Hieu Hoang https://hieuhoang.github.io/

On Wed, 31 May 2023 at 12:11, DanBmh @.***> wrote:

The host has ext4 and docker is using it's default one.

— Reply to this email directly, view it on GitHub https://github.com/kpu/kenlm/issues/430#issuecomment-1570784356, or unsubscribe https://github.com/notifications/unsubscribe-auth/AAFI4FD27NXKE5PF7HJSLZDXI6JWJANCNFSM6AAAAAAYGOI5UY . You are receiving this because you commented.Message ID: @.***>

kpu commented 1 year ago

It's got corrupt values in scoped_mmap. This doesn't seem to be an OS issue. Unless something weird with that is causing the corrupt value. Need to understand how those values came to be there. Stack trace?

kpu commented 1 year ago

And there really shouldn't be a file number 32573. This all sounds like memory corruption.
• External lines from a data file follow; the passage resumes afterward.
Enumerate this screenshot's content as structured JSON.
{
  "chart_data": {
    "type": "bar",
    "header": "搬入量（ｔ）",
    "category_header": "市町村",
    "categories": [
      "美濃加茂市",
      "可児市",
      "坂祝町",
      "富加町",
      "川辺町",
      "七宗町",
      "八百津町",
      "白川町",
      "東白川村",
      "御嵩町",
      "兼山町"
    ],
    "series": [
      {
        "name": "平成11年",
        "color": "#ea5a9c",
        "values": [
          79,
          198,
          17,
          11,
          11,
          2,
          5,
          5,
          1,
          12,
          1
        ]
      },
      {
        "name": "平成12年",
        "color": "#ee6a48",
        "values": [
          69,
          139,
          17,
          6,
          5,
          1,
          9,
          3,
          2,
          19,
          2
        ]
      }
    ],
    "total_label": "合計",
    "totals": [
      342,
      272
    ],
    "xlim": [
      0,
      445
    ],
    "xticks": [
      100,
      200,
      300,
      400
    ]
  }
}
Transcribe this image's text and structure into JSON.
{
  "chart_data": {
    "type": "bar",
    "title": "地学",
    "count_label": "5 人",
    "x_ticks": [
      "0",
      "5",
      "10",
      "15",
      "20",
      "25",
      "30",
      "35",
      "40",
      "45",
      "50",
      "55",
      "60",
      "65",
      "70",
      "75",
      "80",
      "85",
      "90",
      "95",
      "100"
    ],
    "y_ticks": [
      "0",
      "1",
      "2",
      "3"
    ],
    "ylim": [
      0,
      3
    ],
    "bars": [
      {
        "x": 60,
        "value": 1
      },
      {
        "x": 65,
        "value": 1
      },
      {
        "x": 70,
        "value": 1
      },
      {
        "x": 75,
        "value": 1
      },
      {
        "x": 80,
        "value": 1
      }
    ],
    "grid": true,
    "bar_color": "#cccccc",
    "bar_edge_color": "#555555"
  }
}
DanBmh commented 1 year ago

@hieuhoang memory amount shouldn't be the issue, I'm using the example arpa file with a size of 3KB

@kpu can you replicate the issue on your own computer?


Need to understand how those values came to be there. Stack trace?

How do I activate it?

kpu commented 1 year ago

Default KENLM_MAX_ORDER is 6 and you've compiled cmake with the default. But your program is compiled with -DKENLM_MAX_ORDER=5.

DanBmh commented 1 year ago

Thanks for your help, with -DKENLM_MAX_ORDER=6 it's working.

DanBmh commented 1 year ago

Now it's also matching the scores from the python example (which would have been my next question otherwise) , the new scores are:

language -2.41061
modeling -15
is -23.6879
fun -2.29666
</s> -21.0295
--finished--


I'm not an expert in this, but shouldn't the scores be the same for the same arpa file, or is this just a side-effect from the wrong _MAXORDER size?

kpu commented 1 year ago

You had random memory corruption due to the structs not having the same definition in the compiled library and executable. All bets are off.